Large language models (LLMs) like GPT, Claude or Llama were trained on trillions of words — but they know nothing about your business's price list, product details or internal procedures. RAG (Retrieval-Augmented Generation) is the technology that closes that gap. In this post we explain RAG in plain language, why it's essential for modern AI assistants, and how it's deployed.
Sorun: AI sizin verinizi bilmez
When you ask an LLM "What's the price of Product X?", if the model didn't see that info in its training data, two things can happen: (1) it says "I don't know" (acceptable), or (2) it guesses and gives a wrong answer (hallucination — disaster). Hallucination is the biggest fear in enterprise AI deployment.

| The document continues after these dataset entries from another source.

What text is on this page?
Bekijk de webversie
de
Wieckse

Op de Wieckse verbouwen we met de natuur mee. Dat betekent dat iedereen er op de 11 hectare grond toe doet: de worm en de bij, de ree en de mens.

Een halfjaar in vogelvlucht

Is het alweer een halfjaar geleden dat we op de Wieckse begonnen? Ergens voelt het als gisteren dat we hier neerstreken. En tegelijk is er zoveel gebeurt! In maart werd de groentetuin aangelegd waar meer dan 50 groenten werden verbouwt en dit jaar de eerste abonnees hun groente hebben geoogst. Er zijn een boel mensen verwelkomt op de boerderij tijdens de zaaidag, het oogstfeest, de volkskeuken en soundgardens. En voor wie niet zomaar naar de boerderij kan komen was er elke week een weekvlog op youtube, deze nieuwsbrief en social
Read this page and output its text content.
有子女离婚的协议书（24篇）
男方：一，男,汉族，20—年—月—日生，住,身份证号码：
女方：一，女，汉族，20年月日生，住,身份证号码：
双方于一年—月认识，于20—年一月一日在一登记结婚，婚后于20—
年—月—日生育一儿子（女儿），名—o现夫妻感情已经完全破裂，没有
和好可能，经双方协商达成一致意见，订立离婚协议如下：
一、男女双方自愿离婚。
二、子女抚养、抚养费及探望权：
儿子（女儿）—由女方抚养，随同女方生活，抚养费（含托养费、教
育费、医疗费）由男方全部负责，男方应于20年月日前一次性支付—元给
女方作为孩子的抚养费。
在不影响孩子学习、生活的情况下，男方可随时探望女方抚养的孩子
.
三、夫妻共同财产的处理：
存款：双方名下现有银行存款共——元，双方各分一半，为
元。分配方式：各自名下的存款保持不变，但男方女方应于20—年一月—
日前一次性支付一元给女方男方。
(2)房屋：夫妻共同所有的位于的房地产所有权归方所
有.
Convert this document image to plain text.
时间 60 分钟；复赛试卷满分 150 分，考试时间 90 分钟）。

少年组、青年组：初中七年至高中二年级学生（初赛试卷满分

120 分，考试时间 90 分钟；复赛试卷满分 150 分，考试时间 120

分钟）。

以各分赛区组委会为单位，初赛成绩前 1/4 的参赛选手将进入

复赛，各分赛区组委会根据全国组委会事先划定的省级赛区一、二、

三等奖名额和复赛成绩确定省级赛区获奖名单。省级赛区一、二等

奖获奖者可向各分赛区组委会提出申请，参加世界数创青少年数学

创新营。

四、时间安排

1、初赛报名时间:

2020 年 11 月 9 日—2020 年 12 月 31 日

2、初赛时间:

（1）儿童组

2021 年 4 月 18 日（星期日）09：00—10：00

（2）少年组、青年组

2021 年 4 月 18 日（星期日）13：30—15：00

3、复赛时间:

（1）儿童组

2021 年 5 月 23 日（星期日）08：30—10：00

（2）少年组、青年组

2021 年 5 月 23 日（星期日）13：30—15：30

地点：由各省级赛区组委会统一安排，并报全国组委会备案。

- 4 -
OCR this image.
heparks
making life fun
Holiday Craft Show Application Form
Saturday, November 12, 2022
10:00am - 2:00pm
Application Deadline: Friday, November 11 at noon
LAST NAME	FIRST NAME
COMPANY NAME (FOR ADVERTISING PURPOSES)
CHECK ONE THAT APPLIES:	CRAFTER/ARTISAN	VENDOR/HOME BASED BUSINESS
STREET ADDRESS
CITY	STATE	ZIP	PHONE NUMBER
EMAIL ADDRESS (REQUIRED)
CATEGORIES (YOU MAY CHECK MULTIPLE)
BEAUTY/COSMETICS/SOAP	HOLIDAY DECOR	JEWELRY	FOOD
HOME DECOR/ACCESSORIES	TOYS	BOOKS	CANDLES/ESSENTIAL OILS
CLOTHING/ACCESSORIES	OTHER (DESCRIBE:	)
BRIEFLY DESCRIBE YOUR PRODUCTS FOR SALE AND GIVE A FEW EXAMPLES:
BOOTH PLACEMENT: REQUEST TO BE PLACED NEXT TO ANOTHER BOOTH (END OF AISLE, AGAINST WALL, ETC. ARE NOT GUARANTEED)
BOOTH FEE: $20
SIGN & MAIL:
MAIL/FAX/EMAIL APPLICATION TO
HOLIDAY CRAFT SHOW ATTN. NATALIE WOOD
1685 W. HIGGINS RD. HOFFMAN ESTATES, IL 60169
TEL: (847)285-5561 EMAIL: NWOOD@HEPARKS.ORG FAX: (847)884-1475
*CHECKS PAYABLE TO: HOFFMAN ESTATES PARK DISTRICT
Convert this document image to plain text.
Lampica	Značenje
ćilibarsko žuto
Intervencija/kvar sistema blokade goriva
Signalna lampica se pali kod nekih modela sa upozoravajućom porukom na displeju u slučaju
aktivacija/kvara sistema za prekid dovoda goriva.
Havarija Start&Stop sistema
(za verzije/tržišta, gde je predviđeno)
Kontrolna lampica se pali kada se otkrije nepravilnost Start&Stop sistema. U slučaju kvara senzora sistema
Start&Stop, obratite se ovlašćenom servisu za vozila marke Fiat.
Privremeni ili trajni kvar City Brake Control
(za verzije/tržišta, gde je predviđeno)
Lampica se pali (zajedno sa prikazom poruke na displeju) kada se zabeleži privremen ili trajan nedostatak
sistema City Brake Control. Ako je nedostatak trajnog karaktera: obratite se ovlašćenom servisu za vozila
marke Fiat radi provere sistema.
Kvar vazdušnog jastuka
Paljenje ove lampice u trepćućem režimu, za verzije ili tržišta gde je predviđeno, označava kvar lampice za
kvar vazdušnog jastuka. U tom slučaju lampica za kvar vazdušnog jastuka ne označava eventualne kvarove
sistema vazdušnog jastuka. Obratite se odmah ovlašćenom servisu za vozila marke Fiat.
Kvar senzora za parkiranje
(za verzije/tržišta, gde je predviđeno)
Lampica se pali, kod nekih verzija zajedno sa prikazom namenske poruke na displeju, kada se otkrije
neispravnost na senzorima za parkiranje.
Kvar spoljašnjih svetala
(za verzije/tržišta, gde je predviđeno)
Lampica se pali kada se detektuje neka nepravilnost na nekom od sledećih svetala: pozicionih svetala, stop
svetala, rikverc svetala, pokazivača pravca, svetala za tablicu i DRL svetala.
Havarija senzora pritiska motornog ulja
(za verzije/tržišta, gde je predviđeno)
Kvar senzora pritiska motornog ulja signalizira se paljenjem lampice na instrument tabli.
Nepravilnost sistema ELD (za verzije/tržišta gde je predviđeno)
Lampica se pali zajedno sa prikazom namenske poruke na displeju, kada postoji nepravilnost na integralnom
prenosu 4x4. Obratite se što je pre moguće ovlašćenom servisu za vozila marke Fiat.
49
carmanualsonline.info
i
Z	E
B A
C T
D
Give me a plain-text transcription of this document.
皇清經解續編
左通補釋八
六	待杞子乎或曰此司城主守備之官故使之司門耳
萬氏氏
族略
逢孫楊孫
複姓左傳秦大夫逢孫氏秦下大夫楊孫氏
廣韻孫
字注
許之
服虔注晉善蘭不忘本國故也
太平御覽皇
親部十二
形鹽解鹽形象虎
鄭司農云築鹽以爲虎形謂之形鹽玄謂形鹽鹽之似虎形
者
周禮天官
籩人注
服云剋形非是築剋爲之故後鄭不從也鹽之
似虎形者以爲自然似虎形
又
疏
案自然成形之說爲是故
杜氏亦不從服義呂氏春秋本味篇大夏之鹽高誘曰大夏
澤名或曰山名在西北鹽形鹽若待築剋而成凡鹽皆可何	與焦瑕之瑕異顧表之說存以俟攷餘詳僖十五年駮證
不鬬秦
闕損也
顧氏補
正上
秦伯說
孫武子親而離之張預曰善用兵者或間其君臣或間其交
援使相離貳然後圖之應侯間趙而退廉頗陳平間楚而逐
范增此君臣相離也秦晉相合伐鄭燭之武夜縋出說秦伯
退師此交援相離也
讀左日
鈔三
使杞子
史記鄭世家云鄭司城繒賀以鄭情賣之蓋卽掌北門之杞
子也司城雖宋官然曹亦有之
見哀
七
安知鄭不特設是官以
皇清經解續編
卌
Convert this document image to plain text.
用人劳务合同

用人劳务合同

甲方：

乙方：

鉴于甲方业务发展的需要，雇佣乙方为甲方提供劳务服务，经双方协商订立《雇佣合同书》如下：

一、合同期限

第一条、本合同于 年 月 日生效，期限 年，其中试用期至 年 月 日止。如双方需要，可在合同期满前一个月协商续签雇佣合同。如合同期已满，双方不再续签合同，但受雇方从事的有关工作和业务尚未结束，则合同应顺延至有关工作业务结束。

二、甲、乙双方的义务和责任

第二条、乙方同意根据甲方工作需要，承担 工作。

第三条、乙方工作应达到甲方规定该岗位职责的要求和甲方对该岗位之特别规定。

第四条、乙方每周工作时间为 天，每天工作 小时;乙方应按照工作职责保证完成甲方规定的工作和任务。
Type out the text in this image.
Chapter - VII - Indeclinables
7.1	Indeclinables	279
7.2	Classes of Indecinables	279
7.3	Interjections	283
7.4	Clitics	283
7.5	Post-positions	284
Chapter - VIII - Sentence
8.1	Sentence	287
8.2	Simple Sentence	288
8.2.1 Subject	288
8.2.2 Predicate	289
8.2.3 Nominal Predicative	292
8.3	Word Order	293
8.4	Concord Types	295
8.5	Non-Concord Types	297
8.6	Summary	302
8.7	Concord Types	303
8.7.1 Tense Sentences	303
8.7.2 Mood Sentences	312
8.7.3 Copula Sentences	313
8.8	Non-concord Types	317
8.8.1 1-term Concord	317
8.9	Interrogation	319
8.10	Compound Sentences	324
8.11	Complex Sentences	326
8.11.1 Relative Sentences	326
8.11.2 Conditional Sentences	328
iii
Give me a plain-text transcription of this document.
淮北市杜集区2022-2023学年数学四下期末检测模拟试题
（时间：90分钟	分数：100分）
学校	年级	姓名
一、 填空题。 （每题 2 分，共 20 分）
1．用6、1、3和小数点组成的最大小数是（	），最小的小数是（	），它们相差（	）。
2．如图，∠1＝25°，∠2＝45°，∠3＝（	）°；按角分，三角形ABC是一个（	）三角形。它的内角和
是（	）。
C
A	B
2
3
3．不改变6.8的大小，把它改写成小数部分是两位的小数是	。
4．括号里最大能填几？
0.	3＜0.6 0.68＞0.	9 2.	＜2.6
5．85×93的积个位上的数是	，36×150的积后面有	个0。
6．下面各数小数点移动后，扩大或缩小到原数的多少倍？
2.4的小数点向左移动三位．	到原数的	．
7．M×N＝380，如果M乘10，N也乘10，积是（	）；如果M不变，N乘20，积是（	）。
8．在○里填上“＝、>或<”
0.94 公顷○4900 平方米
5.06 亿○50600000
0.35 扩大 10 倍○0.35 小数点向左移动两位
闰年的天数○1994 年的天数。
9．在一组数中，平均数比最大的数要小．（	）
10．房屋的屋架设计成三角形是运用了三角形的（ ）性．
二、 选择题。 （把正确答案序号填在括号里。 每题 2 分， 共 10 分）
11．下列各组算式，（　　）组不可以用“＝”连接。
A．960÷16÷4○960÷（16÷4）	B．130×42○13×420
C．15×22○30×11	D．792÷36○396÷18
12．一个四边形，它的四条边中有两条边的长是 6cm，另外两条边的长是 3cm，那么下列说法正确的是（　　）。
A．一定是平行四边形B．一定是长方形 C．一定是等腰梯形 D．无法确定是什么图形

The solution: not "feeding" the model your data, but providing it on demand
The obvious solution: "let's train the model on our data". That approach (fine-tuning) is expensive, slow and has to be repeated with every data update. RAG's approach is entirely different: the model isn't trained — your data is fetched on demand and used to generate the answer.
How does RAG work?
RAG works in two stages. Stage 1 — Indexing (preparing the data you upload for the system): Your documents (PDFs, web pages, Excel files) are split into small chunks. Each chunk is converted into a mathematical "vector" (a representation of meaning). These vectors are stored in a database for fast retrieval. Stage 2 — Retrieval + Generation (when a user asks a question): The question is also converted to a vector. The most relevant documents are found in the database (retrieval). Those documents are given to the AI model as context for generating the answer (generation). The model no longer has to guess — it looks at your data.
The concrete benefit of RAG
A customer asks "Do you have Product X?" Without RAG: the AI guesses (might say yes, might say no, could even invent a product). With RAG: the system pulls the relevant page from the product catalog, the AI reads it and answers "Yes we do, it's 250 TL, in stock." An accurate, provable, auditable answer.
Hangi veriler RAG'a uygun?
Data types you can upload in practice: product catalogs (Excel, CSV, web), FAQ documents, user manuals, price lists, service descriptions, legal documents (privacy, terms), internal procedures. Format usually doesn't matter — modern RAG systems handle PDF, Word, web pages and even video transcripts.
RAG's limitations
RAG isn't magic. (1) Data quality is critical — contradictory or outdated documents produce contradictory answers. (2) Very large documents (thousands of pages) require chunking strategies. (3) Extraction is weak on document-heavy visuals or tables. (4) Semantic ambiguity: if "refund" means different things in different documents, confusion can result.
RAG in modern AI assistant platforms
Modular platforms like Morfoz set up RAG automatically in the background. Your job: upload your documents (drag and drop). The system chunks, indexes and prepares them on its own. When you upload a new document, it updates automatically. Technical setup, vector database management, embedding model selection — all automatic.
Keeping the knowledge base alive
Most common mistake: setting up the knowledge base once and forgetting it. Prices change, products are added, procedures update. The AI only learns these changes if you update the knowledge base. Best practice: connect the knowledge base to your CRM/ERP via webhook — changes flow automatically. At a minimum, run a weekly update routine.
Conclusion
RAG transforms your AI assistant from "someone who can chat about general knowledge" into "a professional who knows your business." It dramatically reduces hallucination risk, raises accuracy and moves AI deployment to enterprise grade. If you're building a modern AI assistant, don't even evaluate a platform without RAG.